Woodward’s performance is being driven by robust end-market demand and price realization, productivity and efficiency improvements. WWD serves the aerospace and energy markets through two reportable segments: Aerospace and Industrial.

The Aerospace segment benefits from higher commercial OEM and commercial aftermarket sales attributed to improving passenger traffic and aircraft utilization. Defense aftermarket sales rose 22% in the last reported quarter driven by supply-chain stabilization and higher output. 

In the third quarter of fiscal 2024, net sales for the segment were $518 million, up 8% year over year. Aerospace comprised 61% of the total revenues in the last reported quarter.

Revenues from the Aerospace business are expected to improve in the upcoming quarters, driven by strength in commercial markets as well as higher defense activity. 

For fiscal 2024, Aerospace segment revenues are anticipated to increase in the range of 12-14%, unchanged from previous guidance. Despite supply chain disruptions, management remains confident of achieving revenues within the guided range.

Woodward’s Industrial business segment is gaining from solid demand for power generation and continued requirement for backup power in data centers. Higher power demand to support grid stability is another tailwind. Increasing demand for alternative fuels across the marine industry, as well as momentum in the global marine market brought on by higher utilization and rising shipbuilding rates, bode well. 

Within oil and gas, improving global natural gas demand, along with an encouraging outlook for domestic shale oil production as well as China and India refining and petrochemical activities, are other growth drivers.  In the last reported quarter, segmental net sales totaled $330 million, up 3% year over year attributed to higher demand across transportation and power generation markets.

However, the volatile China on-highway natural gas truck market, global macroeconomic weakness and rising costs are concerns for this Zacks Rank #3 (Hold) company.

Weaker demand for heavy-duty trucks in China led to higher inventory levels among customers in this quarter. This caused a decline in China on-highway orders for the fiscal fourth quarter. Sales of on-highway natural gas trucks in China were $55 million in the fiscal third quarter. 

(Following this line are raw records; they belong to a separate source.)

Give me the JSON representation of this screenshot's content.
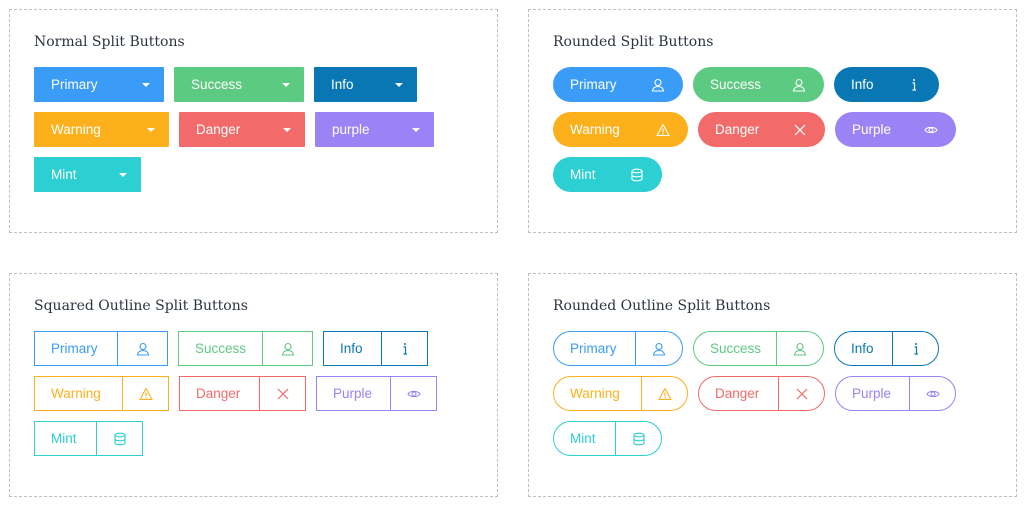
{
  "panels": {
    "normal": {
      "title": "Normal Split Buttons",
      "rows": [
        [
          "Primary",
          "Success",
          "Info"
        ],
        [
          "Warning",
          "Danger",
          "purple"
        ],
        [
          "Mint"
        ]
      ]
    },
    "rounded": {
      "title": "Rounded Split Buttons",
      "rows": [
        [
          "Primary",
          "Success",
          "Info"
        ],
        [
          "Warning",
          "Danger",
          "Purple"
        ],
        [
          "Mint"
        ]
      ]
    },
    "squared_outline": {
      "title": "Squared Outline Split Buttons",
      "rows": [
        [
          "Primary",
          "Success",
          "Info"
        ],
        [
          "Warning",
          "Danger",
          "Purple"
        ],
        [
          "Mint"
        ]
      ]
    },
    "rounded_outline": {
      "title": "Rounded Outline Split Buttons",
      "rows": [
        [
          "Primary",
          "Success",
          "Info"
        ],
        [
          "Warning",
          "Danger",
          "Purple"
        ],
        [
          "Mint"
        ]
      ]
    }
  },
  "icons": {
    "Primary": "user-icon",
    "Success": "user-icon",
    "Info": "info-icon",
    "Warning": "warning-icon",
    "Danger": "close-icon",
    "Purple": "eye-icon",
    "Mint": "database-icon"
  },
  "colors": {
    "primary": "#3a9cf7",
    "success": "#5dca82",
    "info": "#0a77b5",
    "warning": "#fcb11c",
    "danger": "#f36a6a",
    "purple": "#9b82f5",
    "mint": "#2ccfd2"
  }
}
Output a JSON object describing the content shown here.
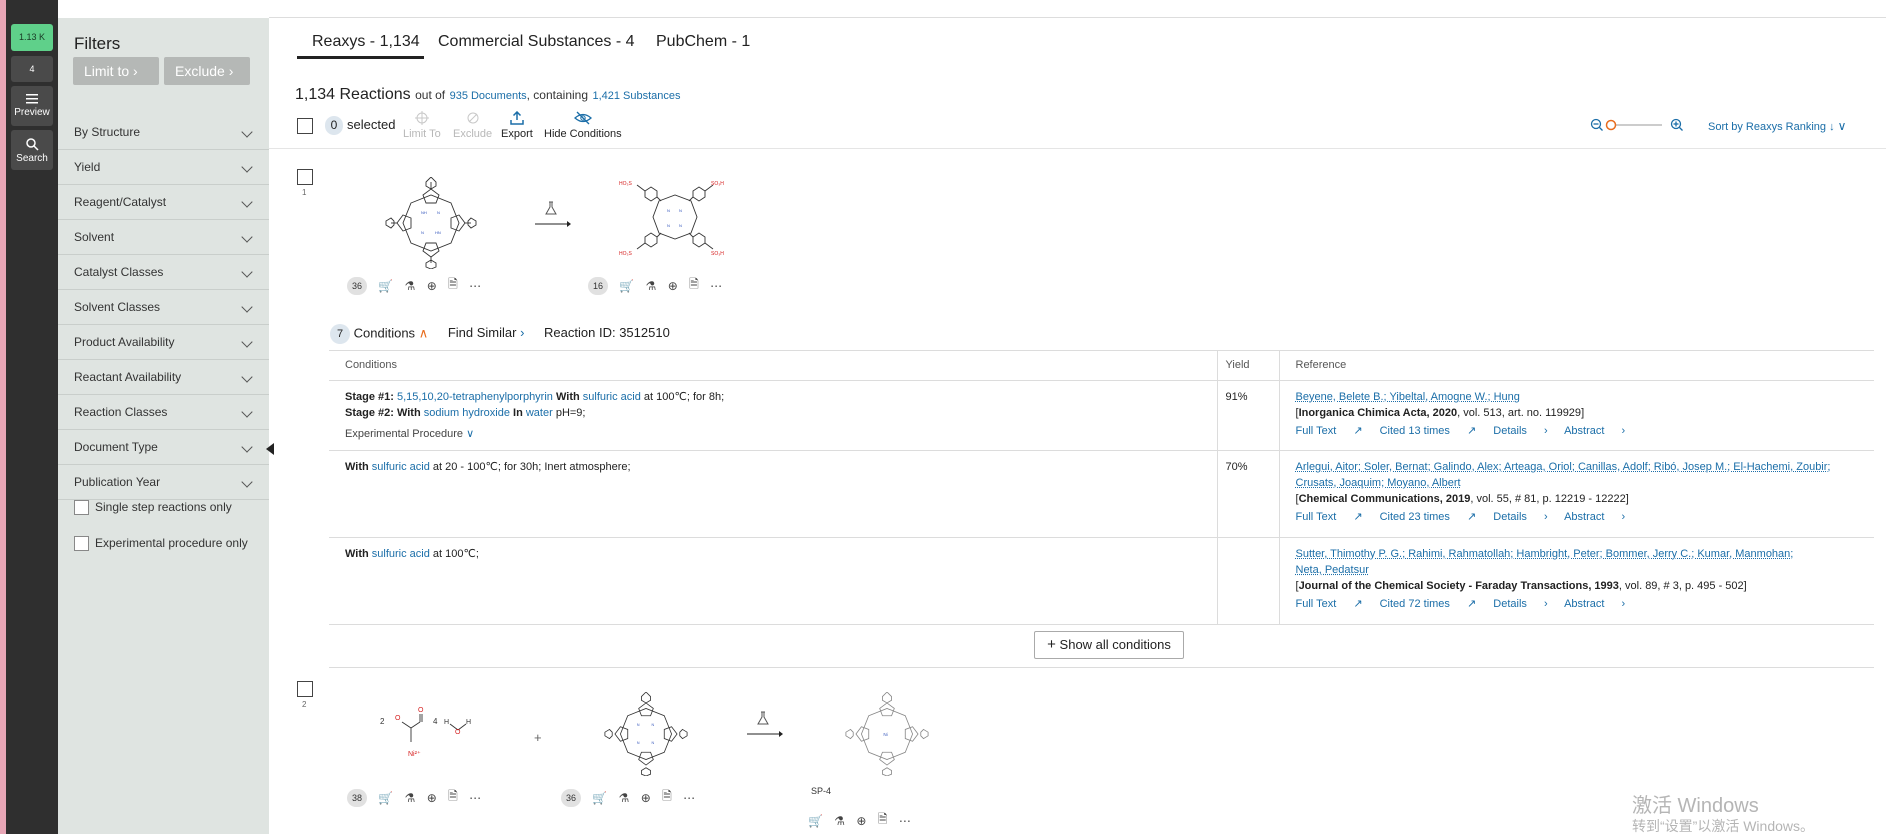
{
  "rail": {
    "count_badge": "1.13 K",
    "sub_badge": "4",
    "preview_label": "Preview",
    "search_label": "Search",
    "accent": "#5fd08a"
  },
  "filters": {
    "title": "Filters",
    "limit_label": "Limit to",
    "exclude_label": "Exclude",
    "items": [
      "By Structure",
      "Yield",
      "Reagent/Catalyst",
      "Solvent",
      "Catalyst Classes",
      "Solvent Classes",
      "Product Availability",
      "Reactant Availability",
      "Reaction Classes",
      "Document Type",
      "Publication Year"
    ],
    "checks": [
      "Single step reactions only",
      "Experimental procedure only"
    ]
  },
  "tabs": [
    "Reaxys - 1,134",
    "Commercial Substances - 4",
    "PubChem - 1"
  ],
  "header": {
    "reactions": "1,134 Reactions",
    "out_of": "out of",
    "documents": "935 Documents",
    "containing": ", containing",
    "substances": "1,421 Substances"
  },
  "toolbar": {
    "selected_count": "0",
    "selected_label": "selected",
    "limit_to": "Limit To",
    "exclude": "Exclude",
    "export": "Export",
    "hide_conditions": "Hide Conditions",
    "sort": "Sort by Reaxys Ranking"
  },
  "reaction1": {
    "number": "1",
    "reactant_count": "36",
    "product_count": "16",
    "conditions_count": "7",
    "conditions_label": "Conditions",
    "find_similar": "Find Similar",
    "reaction_id": "Reaction ID: 3512510",
    "table_headers": [
      "Conditions",
      "Yield",
      "Reference"
    ],
    "rows": [
      {
        "cond_lines": [
          {
            "prefix": "Stage #1: ",
            "reagent": "5,15,10,20-tetraphenylporphyrin",
            "mid": " With ",
            "reagent2": "sulfuric acid",
            "suffix": " at 100℃; for 8h;"
          },
          {
            "prefix": "Stage #2: With ",
            "reagent": "sodium hydroxide",
            "mid": " In ",
            "reagent2": "water",
            "suffix": " pH=9;"
          }
        ],
        "exp_proc": "Experimental Procedure",
        "yield": "91%",
        "authors": "Beyene, Belete B.; Yibeltal, Amogne W.; Hung",
        "journal_bold": "Inorganica Chimica Acta, 2020",
        "journal_rest": ", vol. 513, art. no. 119929",
        "cited": "Cited 13 times"
      },
      {
        "cond_lines": [
          {
            "prefix": "With ",
            "reagent": "sulfuric acid",
            "mid": "",
            "reagent2": "",
            "suffix": " at 20 - 100℃; for 30h; Inert atmosphere;"
          }
        ],
        "yield": "70%",
        "authors": "Arlegui, Aitor; Soler, Bernat; Galindo, Alex; Arteaga, Oriol; Canillas, Adolf; Ribó, Josep M.; El-Hachemi, Zoubir;",
        "authors2": "Crusats, Joaquim; Moyano, Albert",
        "journal_bold": "Chemical Communications, 2019",
        "journal_rest": ", vol. 55, # 81, p. 12219 - 12222",
        "cited": "Cited 23 times"
      },
      {
        "cond_lines": [
          {
            "prefix": "With ",
            "reagent": "sulfuric acid",
            "mid": "",
            "reagent2": "",
            "suffix": " at 100℃;"
          }
        ],
        "yield": "",
        "authors": "Sutter, Thimothy P. G.; Rahimi, Rahmatollah; Hambright, Peter; Bommer, Jerry C.; Kumar, Manmohan;",
        "authors2": "Neta, Pedatsur",
        "journal_bold": "Journal of the Chemical Society - Faraday Transactions, 1993",
        "journal_rest": ", vol. 89, # 3, p. 495 - 502",
        "cited": "Cited 72 times"
      }
    ],
    "full_text": "Full Text",
    "details": "Details",
    "abstract": "Abstract",
    "show_all": "Show all conditions"
  },
  "reaction2": {
    "number": "2",
    "count_a": "38",
    "count_b": "36",
    "label_2": "2",
    "label_4": "4",
    "plus": "+",
    "product_label": "SP-4"
  },
  "watermark": {
    "line1": "激活 Windows",
    "line2": "转到“设置”以激活 Windows。"
  }
}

Management expects further decline in the fiscal fourth quarter, with sales in the range of $10 million to $15 million. Owing to lower China on-highway deliveries, management now expects Industrial segment revenues to increase in the band of 11-13% compared with the prior guided range of 13-15%.

A Look at Estimates

The Zacks Consensus Estimate for WWD’s fiscal 2024 and 2025 earnings per share (EPS) is pegged at $5.88 and $5.96, respectively, implying a rise of 40% and 1.3%, from the prior-year actuals. 

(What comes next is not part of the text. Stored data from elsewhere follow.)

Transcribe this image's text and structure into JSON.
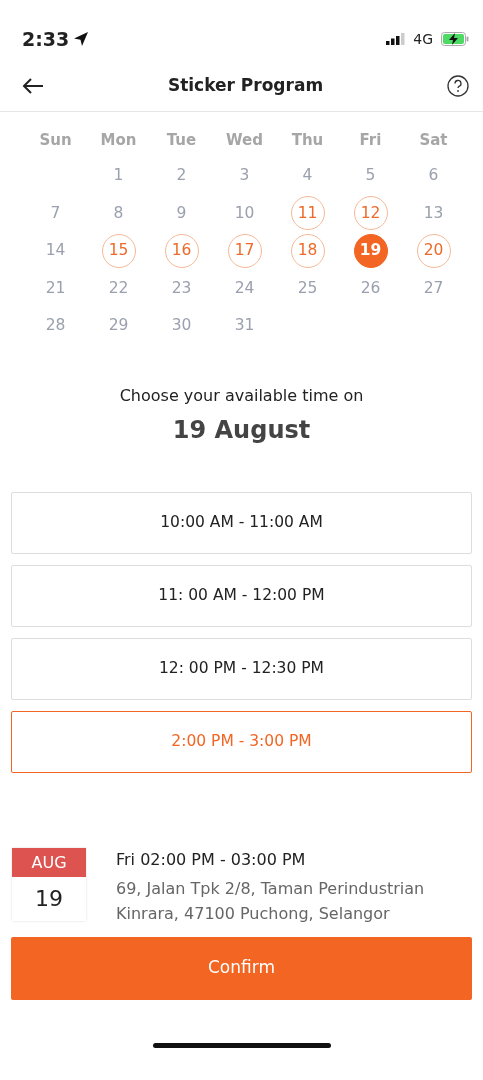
{
  "status_bar": {
    "time": "2:33",
    "network": "4G"
  },
  "header": {
    "title": "Sticker Program"
  },
  "calendar": {
    "weekdays": [
      "Sun",
      "Mon",
      "Tue",
      "Wed",
      "Thu",
      "Fri",
      "Sat"
    ],
    "weeks": [
      {
        "days": [
          {
            "label": "1",
            "available": false,
            "selected": false
          },
          {
            "label": "2",
            "available": false,
            "selected": false
          },
          {
            "label": "3",
            "available": false,
            "selected": false
          },
          {
            "label": "4",
            "available": false,
            "selected": false
          },
          {
            "label": "5",
            "available": false,
            "selected": false
          },
          {
            "label": "6",
            "available": false,
            "selected": false
          }
        ]
      },
      {
        "days": [
          {
            "label": "7",
            "available": false,
            "selected": false
          },
          {
            "label": "8",
            "available": false,
            "selected": false
          },
          {
            "label": "9",
            "available": false,
            "selected": false
          },
          {
            "label": "10",
            "available": false,
            "selected": false
          },
          {
            "label": "11",
            "available": true,
            "selected": false
          },
          {
            "label": "12",
            "available": true,
            "selected": false
          },
          {
            "label": "13",
            "available": false,
            "selected": false
          }
        ]
      },
      {
        "days": [
          {
            "label": "14",
            "available": false,
            "selected": false
          },
          {
            "label": "15",
            "available": true,
            "selected": false
          },
          {
            "label": "16",
            "available": true,
            "selected": false
          },
          {
            "label": "17",
            "available": true,
            "selected": false
          },
          {
            "label": "18",
            "available": true,
            "selected": false
          },
          {
            "label": "19",
            "available": true,
            "selected": true
          },
          {
            "label": "20",
            "available": true,
            "selected": false
          }
        ]
      },
      {
        "days": [
          {
            "label": "21",
            "available": false,
            "selected": false
          },
          {
            "label": "22",
            "available": false,
            "selected": false
          },
          {
            "label": "23",
            "available": false,
            "selected": false
          },
          {
            "label": "24",
            "available": false,
            "selected": false
          },
          {
            "label": "25",
            "available": false,
            "selected": false
          },
          {
            "label": "26",
            "available": false,
            "selected": false
          },
          {
            "label": "27",
            "available": false,
            "selected": false
          }
        ]
      },
      {
        "days": [
          {
            "label": "28",
            "available": false,
            "selected": false
          },
          {
            "label": "29",
            "available": false,
            "selected": false
          },
          {
            "label": "30",
            "available": false,
            "selected": false
          },
          {
            "label": "31",
            "available": false,
            "selected": false
          }
        ]
      }
    ]
  },
  "prompt": "Choose your available time on",
  "chosen_date": "19 August",
  "time_slots": [
    {
      "label": "10:00 AM - 11:00 AM",
      "selected": false
    },
    {
      "label": "11: 00 AM - 12:00 PM",
      "selected": false
    },
    {
      "label": "12: 00 PM - 12:30 PM",
      "selected": false
    },
    {
      "label": "2:00 PM - 3:00 PM",
      "selected": true
    }
  ],
  "summary": {
    "month": "AUG",
    "day": "19",
    "time": "Fri 02:00 PM - 03:00 PM",
    "address": "69, Jalan Tpk 2/8, Taman Perindustrian Kinrara, 47100 Puchong, Selangor"
  },
  "confirm_button": "Confirm"
}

The Zacks Consensus Estimate for fiscal 2024 EPS has remained unchanged in the past seven days.

Woodward’s long-term earnings growth rate is pegged at 16.2%.

The Zacks Consensus Estimate for WWD’s fiscal 2024 and 2025 revenues is pegged at $3.3 billion and $3.4 billion, respectively, indicating growth of 12.4% and 3.6%, from the year-ago levels.

Stocks to Consider

Some better-ranked stocks worth consideration in the broader technology space are Badger Meter (BMI - Free Report) , Manhattan Associates (MANH - Free Report) and ANSYS (ANSS - Free Report) . Badger Meter and Manhattan Associates sport a Zacks Rank #1 (Strong Buy) each, while ANSYS carries a Zacks Rank #2 (Buy), at present. You can see the complete list of today’s Zacks #1 Rank stocks here.

The Zacks Consensus Estimate for Badger Meter’s 2024 EPS is pegged at $4.06, up 4.4% in the past 30 days. BMI’s earnings beat the Zacks Consensus Estimate in each of the last four quarters, the average surprise being 12.9%. The long-term earnings growth rate is 17.9%. Its shares have risen 25.9% in the past year.

The Zacks Consensus Estimate for ANSS’ 2024 earnings is pegged at $9.72, up 3.7% in the past 30 days. ANSS’ earnings beat the Zacks Consensus Estimate in three of the last four quarters while missing once, with the average surprise being 4.8%. Its shares have risen 10.1% in the past year.

The Zacks Consensus Estimate for MANH’s 2024 EPS is pegged at $4.26. MANH’s earnings beat the Zacks Consensus Estimate in each of the last four quarters, with the average surprise being 26.6%. The stock has surged 35.3% in the past year.